Treatment and prognosis
The outcome for patients with primary thoracic ESOS remains poor. The majority of patients died within months because of rapid disease progression. The overall 1-, 2- and 5-year survival was merely 41.8%, 31.3% and 22.3%, respectively (Figure 3A). The median follow-up time was 7 months (range, 1–100 months) and the median overall survival was 11 months (95% CI: 8.1–13.9).
The median overall survival for ESOS in the mediastinum, lung and other locations was 4.0 (1.3–6.7), 10.0 (5.3–14.7) and 24 (10.7–37.3) months, respectively. Comparing with ESOS located in the chest wall or pleura, ESOS in the mediastinum and lung had a significantly worse overall survival (log-rank P=0.0443; Figure 3B).
It is noteworthy that ESOS can be further classified into either low or high-grade. While the majority of published cases had high-grade histological features of marked cellular atypia, extensive areas of necrosis and atypical mitotic figures, Yu et al. reported a case of low-grade mediastinal ESOS characterized by mild cytological atypia. The low-grade ESOS had a slow progression and the patient demonstrated long-term survival after resection (12).
Little is known about the factors affecting the survival of ESOS patients (51). Complete surgical resection is the optimal treatment to improve survival (9). Chemotherapy is also advisable, especially for those without surgical indication (2). In ESOS of the pleura, tumor size was considered as a major predictor of survival (4). Among the 57 cases with documented treatment in this series, 53% (n=30) had surgery, 26% (n=15) received chemotherapy and 19% (n=11) received radiation therapy. The chemotherapy regimens included doxorubicin, cyclophosphamide, cisplatin, or methotrexate (10,12). Univariate and multivariate Cox regression analyses demonstrated that surgical treatment, chemotherapy and radiotherapy were three independent favorable prognostic factors for survival in ESOS patients (Table 2).
Table 2. Univariate and multivariate analysis of prognostic factors of survival.
Characteristic | Univariate analysis P | Multivariate analysis | ||
---|---|---|---|---|
HR | 95% CI | P value | ||
Sex | 0.523 | – | – | – |
Age (years) | 0.036 | 1.027 | 0.989–1.027 | 0.423 |
Site | 0.275 | – | – | – |
Tumor size | 0.112 | – | – | – |
Surgery | 0.107 | 0.297 | 0.137–0.660 | 0.003 |
Chemotherapy | 0.050 | 0.297 | 0.120–0.732 | 0.008 |
Radiotherapy | 0.055 | 0.236 | 0.069–0.811 | 0.022 |
Indicators with P value less than 0.2 by univariate analysis were included in the multivariate analysis.

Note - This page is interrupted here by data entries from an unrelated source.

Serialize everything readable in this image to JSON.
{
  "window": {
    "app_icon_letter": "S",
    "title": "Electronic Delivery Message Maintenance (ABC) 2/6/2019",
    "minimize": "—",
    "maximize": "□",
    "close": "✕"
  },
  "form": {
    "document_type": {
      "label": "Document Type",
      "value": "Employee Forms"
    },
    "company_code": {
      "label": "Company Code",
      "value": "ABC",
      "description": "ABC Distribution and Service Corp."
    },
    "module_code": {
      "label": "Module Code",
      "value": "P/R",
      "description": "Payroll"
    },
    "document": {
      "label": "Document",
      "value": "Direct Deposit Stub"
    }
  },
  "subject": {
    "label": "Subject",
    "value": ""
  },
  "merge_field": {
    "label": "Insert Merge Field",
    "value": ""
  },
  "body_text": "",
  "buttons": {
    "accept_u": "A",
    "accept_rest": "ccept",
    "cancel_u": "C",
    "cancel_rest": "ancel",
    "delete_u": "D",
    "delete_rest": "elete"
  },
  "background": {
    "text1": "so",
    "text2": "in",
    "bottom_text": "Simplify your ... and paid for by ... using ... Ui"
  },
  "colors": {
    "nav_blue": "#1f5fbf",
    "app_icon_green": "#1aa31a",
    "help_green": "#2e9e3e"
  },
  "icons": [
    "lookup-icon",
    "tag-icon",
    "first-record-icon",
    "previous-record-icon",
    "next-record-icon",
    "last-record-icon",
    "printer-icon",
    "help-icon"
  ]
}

Despite complete resection, local recurrence occurred in 22% (2/9) of post-operative cases with well documented follow-up records. In addition, metastases occurred in 66% (6/9) of post-operative patients. The most common site of metastasis was the lung (55%, 5/9) and the kidney, brain or adrenal glands were other involved metastatic sites.
Conclusions
Primary thoracic ESOS is a rare but aggressive tumor associated with a very poor prognosis. Most ESOS cases are asymptomatic in the early stages and difficult to diagnose through small sample biopsies. Physicians should be aware of ESOS as a possibility, especially when calcification is present in CT images. Histologically, osteoid and bone production is a typical characteristic of ESOS and immunohistochemistry serves as a diagnostic aid. If considered as a primary tumor, surgical resection is the primary choice and chemotherapy and radiotherapy are considered as effective.
Acknowledgements
None.
Informed Consent: Written informed consent was obtained from the patient for publication of this manuscript and any accompanying images.
Footnotes
Conflicts of Interest: The authors have no conflicts of interest to declare.